January 2019
Michael L. Newell
astrangertotheland@yahoo.com
astrangertotheland@yahoo.com
Poet's Note: Harry is a character I have worked on, now and again, since the early nineties. I have written close to 120 of these poems. Harry's age in these poems ranges from his mid-fifties through his late sixties. He is divorced, an alcoholic, and has a daughter in her late teens. He is a cynic and a romantic, a failed idealist and a realist, an agnostic and one who hopes for more than that.
Whether these poems are worth a damn, I have never been sure, but I cannot bring myself to abandon them. Here are three samples of what I have been trying to do.

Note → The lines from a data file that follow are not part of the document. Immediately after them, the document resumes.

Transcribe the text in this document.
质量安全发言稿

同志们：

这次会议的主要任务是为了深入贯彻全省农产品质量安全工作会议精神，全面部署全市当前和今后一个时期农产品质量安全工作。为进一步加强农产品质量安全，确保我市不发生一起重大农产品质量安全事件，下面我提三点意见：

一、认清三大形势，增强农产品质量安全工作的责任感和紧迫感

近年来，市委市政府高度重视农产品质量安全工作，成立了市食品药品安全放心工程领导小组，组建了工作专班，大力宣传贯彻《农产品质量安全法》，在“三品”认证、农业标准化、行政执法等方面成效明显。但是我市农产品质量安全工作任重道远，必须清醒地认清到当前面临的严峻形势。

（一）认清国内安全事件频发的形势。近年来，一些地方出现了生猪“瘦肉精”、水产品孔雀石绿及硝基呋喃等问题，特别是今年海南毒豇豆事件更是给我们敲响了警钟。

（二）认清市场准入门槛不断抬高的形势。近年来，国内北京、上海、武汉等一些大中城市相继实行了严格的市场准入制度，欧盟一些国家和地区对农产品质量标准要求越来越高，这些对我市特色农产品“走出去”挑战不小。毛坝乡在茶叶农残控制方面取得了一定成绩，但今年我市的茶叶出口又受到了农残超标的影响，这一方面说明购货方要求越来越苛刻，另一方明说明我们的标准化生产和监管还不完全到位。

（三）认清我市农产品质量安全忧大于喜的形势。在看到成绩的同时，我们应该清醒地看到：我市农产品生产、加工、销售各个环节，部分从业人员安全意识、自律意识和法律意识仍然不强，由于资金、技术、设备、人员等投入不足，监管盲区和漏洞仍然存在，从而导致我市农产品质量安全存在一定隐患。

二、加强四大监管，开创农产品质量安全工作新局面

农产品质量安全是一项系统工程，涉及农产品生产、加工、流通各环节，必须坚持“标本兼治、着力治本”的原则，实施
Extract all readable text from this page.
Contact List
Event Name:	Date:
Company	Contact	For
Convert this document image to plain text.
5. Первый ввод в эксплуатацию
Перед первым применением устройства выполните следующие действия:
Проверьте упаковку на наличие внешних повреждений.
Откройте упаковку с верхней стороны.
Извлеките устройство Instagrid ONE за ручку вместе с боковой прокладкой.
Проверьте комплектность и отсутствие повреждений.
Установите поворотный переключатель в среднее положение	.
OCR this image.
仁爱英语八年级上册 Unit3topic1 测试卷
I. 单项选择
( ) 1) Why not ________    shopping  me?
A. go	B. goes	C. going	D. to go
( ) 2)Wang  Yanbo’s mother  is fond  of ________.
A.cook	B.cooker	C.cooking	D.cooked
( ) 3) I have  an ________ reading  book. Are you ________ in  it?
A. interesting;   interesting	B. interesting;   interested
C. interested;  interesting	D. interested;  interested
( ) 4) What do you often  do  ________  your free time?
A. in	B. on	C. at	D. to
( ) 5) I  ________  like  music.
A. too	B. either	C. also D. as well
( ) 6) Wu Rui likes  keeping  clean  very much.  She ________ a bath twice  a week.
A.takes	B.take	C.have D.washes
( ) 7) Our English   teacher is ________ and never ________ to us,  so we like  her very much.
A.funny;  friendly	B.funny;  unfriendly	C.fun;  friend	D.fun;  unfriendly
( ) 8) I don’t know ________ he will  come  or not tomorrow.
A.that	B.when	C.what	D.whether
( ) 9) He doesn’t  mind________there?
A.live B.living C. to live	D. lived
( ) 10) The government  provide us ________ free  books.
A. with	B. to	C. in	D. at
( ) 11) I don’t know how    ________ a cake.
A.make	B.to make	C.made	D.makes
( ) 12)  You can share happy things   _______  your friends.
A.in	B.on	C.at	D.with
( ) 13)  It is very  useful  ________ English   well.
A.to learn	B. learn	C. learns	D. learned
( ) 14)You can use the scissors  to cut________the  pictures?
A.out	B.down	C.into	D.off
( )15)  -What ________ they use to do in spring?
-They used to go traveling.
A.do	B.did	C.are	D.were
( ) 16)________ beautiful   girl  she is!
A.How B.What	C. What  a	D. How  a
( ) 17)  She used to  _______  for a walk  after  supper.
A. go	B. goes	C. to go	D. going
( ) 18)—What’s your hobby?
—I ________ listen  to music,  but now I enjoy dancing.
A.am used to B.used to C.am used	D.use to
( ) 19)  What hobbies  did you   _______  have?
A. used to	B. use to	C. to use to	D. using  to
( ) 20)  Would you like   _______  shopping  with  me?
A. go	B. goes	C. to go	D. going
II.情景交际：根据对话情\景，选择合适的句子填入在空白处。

Whether these poems are worth a damn, I have never been sure, but I cannot bring myself to abandon them. Here are three samples of what I have been trying to do.
HARRY ALONE WITH ECHOES
Her hand, he remembers,
cupped his cheek
as though he
were fragile, a vessel
to be handled
delicately, like her
mother's vase
on the counter
sprouting roses
and perfume
to fill a room;
his cheek cradled
in her protecting hand,
sheltered in memory, the reality
long vanished, along with roses,
the delicate vase, and their vows.
HARRY TELLS HIS DAUGHTER GOODBYE
His daughter slips on the garb, mental
and emotional, of an adult, ready
to sashay freely into the wide wild world
awaiting her, and yet she hesitates;
it is a big step, one that looms without pity
before her, and old Harry, tired Harry,
ready to be alone Harry, fears for her, yet
he does not know how to allay fears, hers
or his, and awkwardly pats her shoulder
as she boards the train taking her
to a future where they will seldom see
one another; both face new futures -- she
enters the whirling swirling world
of a young adult, and he recedes into corner
bars, a living room with blinds pulled down,
and midnight arguments with himself
and whatever concoction he is imbibing;
he would give her words of wisdom, but
he has none, and if he did, she would not
hear them, not now, not on the precipice
of unfettered life; their goodbye is both
tentative and final; she will move past it
as soon as the train leaves the station;
he will store it in memory and take it out
periodically to contemplate and worry over;
they will never again be so close and so distant.
HARRY'S SUMMATION OF A FRIEND'S LIFE
Ragged in the world, she
whirled past astonished faces
carefully tied in place,
nylons straight and vests adjusted.
She knew alleys lit by starlight
and the wind's howl on a bender;
her tangled locks and muddy teeth
testified to her griefs.
All of heaven, all of hell could swallow
Bonnie's bones and fell her days,
without dazing her will, that remarkable
growth sprouting from her every gesture.
When they came to bury her, her lips
were curled, a joyous snarl, and all
who visited at the last remembered only she
was the one never vanquished, never lonely.
She buried daughters, sons, and husbands;
lost generations of friends and lovers;
cast away church and state, created a slate
all her own on which to fashion a life's meaning.
Save your Requiems and toll no bells; what was
buried here today no grave can hold nor eulogy
enfold -- a woman's life unfolded, folded into
earth, sprouts anew through all who knew her worth.